クラスター比較は同じ日に出た AFRM 決算。アファームは上下両方を叩いて FY ガイダンスを引き上げ、株価は 0.21% 安。コインベースは売上 miss で 2.5% 安。両方の動きは同じことを言っている。このフィンテックのラインは「次の触媒」を取引していて、目の前の決算ではない。

誰も指摘しない強気ポイント — そして次に何を見るか

ヘッドラインに入っていない事実:USDC ステーブルコイン売上は前年比 +11%、同じ期間にビットコインは 22% 下げている。この乖離が暗号資産業界の「成熟」を示している。ステーブルコイン売上のドライバーは金利であってコイン価格ではない、ビットコインが 6.5 万を割っても巻き戻されない。ビットコインのマクロ・ポジショニング から読めることは、下げ相場のなかでも機関向け暗号インフラは敷設され続けているということ。Solana の Jito のような DeFi にとって、連邦監督下のステーキング正当化は競争脅威ではなく合法化の追い風になる。
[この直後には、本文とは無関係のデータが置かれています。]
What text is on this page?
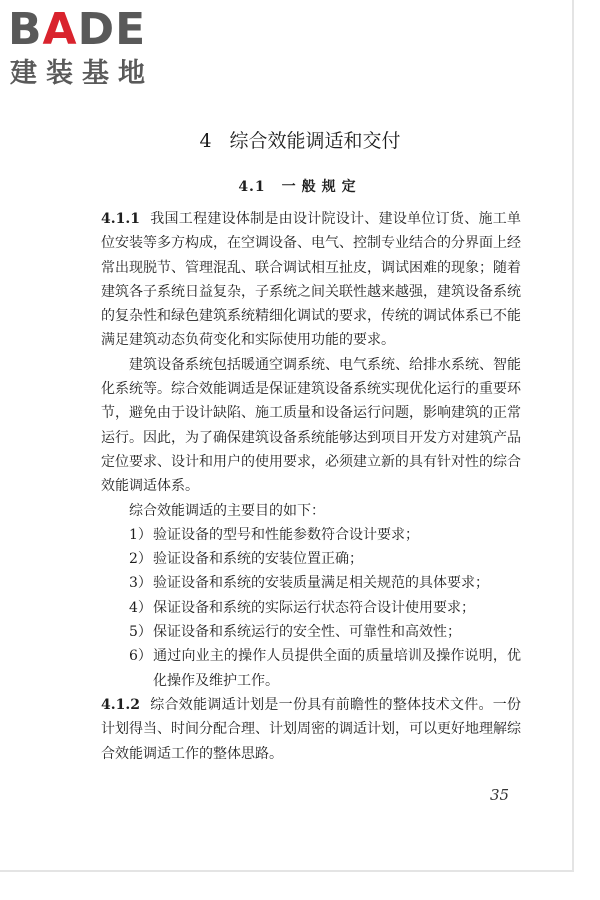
BADE
建装基地
4 综合效能调适和交付
4.1 一般规定

4.1.1 我国工程建设体制是由设计院设计、建设单位订货、施工单位安装等多方构成，在空调设备、电气、控制专业结合的分界面上经常出现脱节、管理混乱、联合调试相互扯皮，调试困难的现象；随着建筑各子系统日益复杂，子系统之间关联性越来越强，建筑设备系统的复杂性和绿色建筑系统精细化调试的要求，传统的调试体系已不能满足建筑动态负荷变化和实际使用功能的要求。

建筑设备系统包括暖通空调系统、电气系统、给排水系统、智能化系统等。综合效能调适是保证建筑设备系统实现优化运行的重要环节，避免由于设计缺陷、施工质量和设备运行问题，影响建筑的正常运行。因此，为了确保建筑设备系统能够达到项目开发方对建筑产品定位要求、设计和用户的使用要求，必须建立新的具有针对性的综合效能调适体系。

综合效能调适的主要目的如下：

1）验证设备的型号和性能参数符合设计要求；
2）验证设备和系统的安装位置正确；
3）验证设备和系统的安装质量满足相关规范的具体要求；
4）保证设备和系统的实际运行状态符合设计使用要求；
5）保证设备和系统运行的安全性、可靠性和高效性；
6）通过向业主的操作人员提供全面的质量培训及操作说明，优化操作及维护工作。

4.1.2 综合效能调适计划是一份具有前瞻性的整体技术文件。一份计划得当、时间分配合理、计划周密的调适计划，可以更好地理解综合效能调适工作的整体思路。

35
OCC 信託銀行のマイルストーンを順序通りに見るべき 3 つ。1 番目、銀行法人への資本調達もしくは資本コミット。2 番目、銀行運営スタックをコインベース本体プラットフォームから分離(Q3-Q4 2026 想定)。3 番目、FRB マスターアカウント申請の進捗。このうちどれかが今後の決算コールの冒頭発言に出てきたら、それがトリガー。サブの観察ポイント:Q2 の現物出来高が落ち着けば、取引売上は Q1 のベースラインで横ばい、これ以上は圧縮されない。さらに次の観察:サブスク・サービスが再び二桁後半 YoY に戻ってくれば、信託銀行が稼働する前でも機関パイプラインのナラティブは検証される。

3 シナリオ目標株価 — Q1 後の更新

シナリオ FY27 EPS 総合 PER 12 ヶ月目標 確率
強気 $9.50 ~36× $340 30%
ベース $8.00 ~35× $280 45%
弱気 $6.00 ~28× $170 25%

強気($340): OCC 信託銀行が H2 2026 で稼働。コインベースが連邦チャーター付きの自前ステーブルコインを発行し、意味のあるフロート収益を取りに行く。機関カストディのオンボーディングが加速、州ごとのボトルネックが解消。サブスク売上は FY27 で YoY +25% 以上。ビットコインが 13 万ドル突破。市場が COIN を「暗号資産取引所」から「規制下のデジタル資産銀行」に再分類、マルチプル拡大。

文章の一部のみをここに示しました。